Bewilligung von Prozesskostenhilfe mit Blick auf den Vorlagebeschluss des LSG NRW vom 26.07.2010 - L 20 AY 13/09 [ASYLMAGAZIN 10/2010, S. 353 ff.] an das BVerfG (dortiges Az. 1 BvL 10/10) im AsylbLG-Verfahren.

Zwar ist für den Fall, dass das BVerfG die Vorschrift des § 3 Abs. 2 AsylbLG für verfassungswidrig erklärt, zu erwarten, dass die Vorschrift des § 3 Abs. 2 AsylbLG bis zu einer Neuregelung durch den Gesetzgeber für weiter anwendbar erklärt wird. Bei einer Kostenentscheidung wäre die Verfassungswidrigkeit jedoch angemessen zu berücksichtigen, was entsprechend bei einer Entscheidung über die Bewilligung von Prozesskostenhilfe zu beachten ist.

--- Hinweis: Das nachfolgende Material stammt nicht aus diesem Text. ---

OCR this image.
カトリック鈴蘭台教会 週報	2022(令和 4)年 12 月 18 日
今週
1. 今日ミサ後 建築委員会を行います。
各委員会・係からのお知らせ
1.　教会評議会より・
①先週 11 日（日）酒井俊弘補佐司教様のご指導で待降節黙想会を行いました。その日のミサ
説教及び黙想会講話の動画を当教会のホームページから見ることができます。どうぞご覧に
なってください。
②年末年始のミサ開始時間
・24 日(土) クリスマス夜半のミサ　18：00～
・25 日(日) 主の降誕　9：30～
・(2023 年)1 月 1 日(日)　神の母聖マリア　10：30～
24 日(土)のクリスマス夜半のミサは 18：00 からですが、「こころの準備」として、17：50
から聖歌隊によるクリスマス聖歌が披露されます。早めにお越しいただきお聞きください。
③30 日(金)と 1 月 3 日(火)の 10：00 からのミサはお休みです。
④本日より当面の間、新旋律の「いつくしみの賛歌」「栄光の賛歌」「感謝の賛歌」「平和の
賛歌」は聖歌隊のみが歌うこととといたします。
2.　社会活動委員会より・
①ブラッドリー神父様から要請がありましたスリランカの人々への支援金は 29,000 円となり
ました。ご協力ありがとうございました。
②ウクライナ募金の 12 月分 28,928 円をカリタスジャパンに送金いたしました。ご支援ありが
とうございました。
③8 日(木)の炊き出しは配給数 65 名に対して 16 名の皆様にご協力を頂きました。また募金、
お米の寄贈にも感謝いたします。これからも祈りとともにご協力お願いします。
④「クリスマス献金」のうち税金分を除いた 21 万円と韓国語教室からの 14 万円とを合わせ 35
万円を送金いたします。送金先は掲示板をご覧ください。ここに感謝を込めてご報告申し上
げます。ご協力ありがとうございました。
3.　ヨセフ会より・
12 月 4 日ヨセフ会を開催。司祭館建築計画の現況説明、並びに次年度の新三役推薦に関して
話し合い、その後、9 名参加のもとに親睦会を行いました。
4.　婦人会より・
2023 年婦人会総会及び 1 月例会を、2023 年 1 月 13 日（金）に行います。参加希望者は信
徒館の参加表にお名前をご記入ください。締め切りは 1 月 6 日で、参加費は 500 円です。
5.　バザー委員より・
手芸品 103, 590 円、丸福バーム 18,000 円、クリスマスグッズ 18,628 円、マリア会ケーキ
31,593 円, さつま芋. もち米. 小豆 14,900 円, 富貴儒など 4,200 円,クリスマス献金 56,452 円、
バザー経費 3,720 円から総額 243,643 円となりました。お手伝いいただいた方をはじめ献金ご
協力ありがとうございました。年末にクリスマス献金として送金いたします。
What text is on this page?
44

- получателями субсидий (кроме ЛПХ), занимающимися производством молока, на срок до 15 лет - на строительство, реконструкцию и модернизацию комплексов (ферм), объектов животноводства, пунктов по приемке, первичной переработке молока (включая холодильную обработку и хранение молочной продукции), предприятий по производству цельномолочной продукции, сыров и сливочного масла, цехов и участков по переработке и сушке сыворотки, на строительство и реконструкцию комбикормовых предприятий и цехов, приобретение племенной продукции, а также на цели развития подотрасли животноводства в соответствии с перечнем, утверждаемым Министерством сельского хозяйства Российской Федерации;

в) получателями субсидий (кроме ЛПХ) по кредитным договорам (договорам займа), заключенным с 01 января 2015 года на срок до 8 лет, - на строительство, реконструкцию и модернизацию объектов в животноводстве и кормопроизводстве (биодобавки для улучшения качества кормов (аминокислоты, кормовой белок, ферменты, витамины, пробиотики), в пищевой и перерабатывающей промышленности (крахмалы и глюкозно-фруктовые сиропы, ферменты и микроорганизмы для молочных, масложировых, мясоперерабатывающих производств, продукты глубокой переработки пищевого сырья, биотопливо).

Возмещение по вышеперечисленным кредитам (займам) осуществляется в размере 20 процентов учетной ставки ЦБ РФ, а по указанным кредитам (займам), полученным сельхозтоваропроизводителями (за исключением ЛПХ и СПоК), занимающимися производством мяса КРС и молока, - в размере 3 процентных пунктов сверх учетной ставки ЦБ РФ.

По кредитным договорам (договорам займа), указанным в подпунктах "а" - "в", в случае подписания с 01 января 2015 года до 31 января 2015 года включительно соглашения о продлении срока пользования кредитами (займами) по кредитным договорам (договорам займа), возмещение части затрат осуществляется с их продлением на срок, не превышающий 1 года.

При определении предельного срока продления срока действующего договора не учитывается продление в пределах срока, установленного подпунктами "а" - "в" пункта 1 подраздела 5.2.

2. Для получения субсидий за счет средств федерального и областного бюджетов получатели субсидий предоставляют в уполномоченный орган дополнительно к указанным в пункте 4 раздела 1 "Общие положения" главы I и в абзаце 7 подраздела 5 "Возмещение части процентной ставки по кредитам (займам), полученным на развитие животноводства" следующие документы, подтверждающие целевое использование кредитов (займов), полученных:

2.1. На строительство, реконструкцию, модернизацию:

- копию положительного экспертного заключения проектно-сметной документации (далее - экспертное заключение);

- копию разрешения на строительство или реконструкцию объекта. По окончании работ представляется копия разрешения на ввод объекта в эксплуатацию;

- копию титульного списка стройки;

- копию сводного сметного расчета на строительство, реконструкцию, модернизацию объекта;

Schlagwörter: Leistungen nach dem Asylbewerberleistungsgesetz, Analogleistungen, Prozesskostenhilfe, Vorbezugsfrist
Normen: AsylbLG § 2, AsylbLG § 3 Abs. 2
Auszüge:

[...]

Der 1972 geborene Kläger und Beschwerdeführer (im Folgenden: Kläger) begehrt im Hauptsacheverfahren Leistungen nach § 2 Asylbewerberleistungsgesetz (AsylbLG) - sog. Analogleistungen - anstelle der ihm gewährten Grundleistungen nach § 3 AsylbLG. Die Beklagte hatte einen Widerspruch gegen Leistungen für Dezember 2006 bis November 2007 betreffende Bescheide mit Widerspruchsbescheid vom 20. Februar 2009 zurückgewiesen und dabei ausgeführt, der Kläger habe die erforderliche Vorbezugszeit von Leistungen nach § 3 AsylbLG nicht erfüllt. Das Sozialgericht (SG) Hannover hat mit Beschluss vom 6. November 2009 (zugestellt am 13. November 2009) den am 26. März 2009 zusammen mit der Klage gestellten Antrag auf Bewilligung von Prozesskostenhilfe (PKH) abgelehnt; hiergegen richtet sich die am 9. Dezember 2009 eingelegte Beschwerde des Klägers. [...]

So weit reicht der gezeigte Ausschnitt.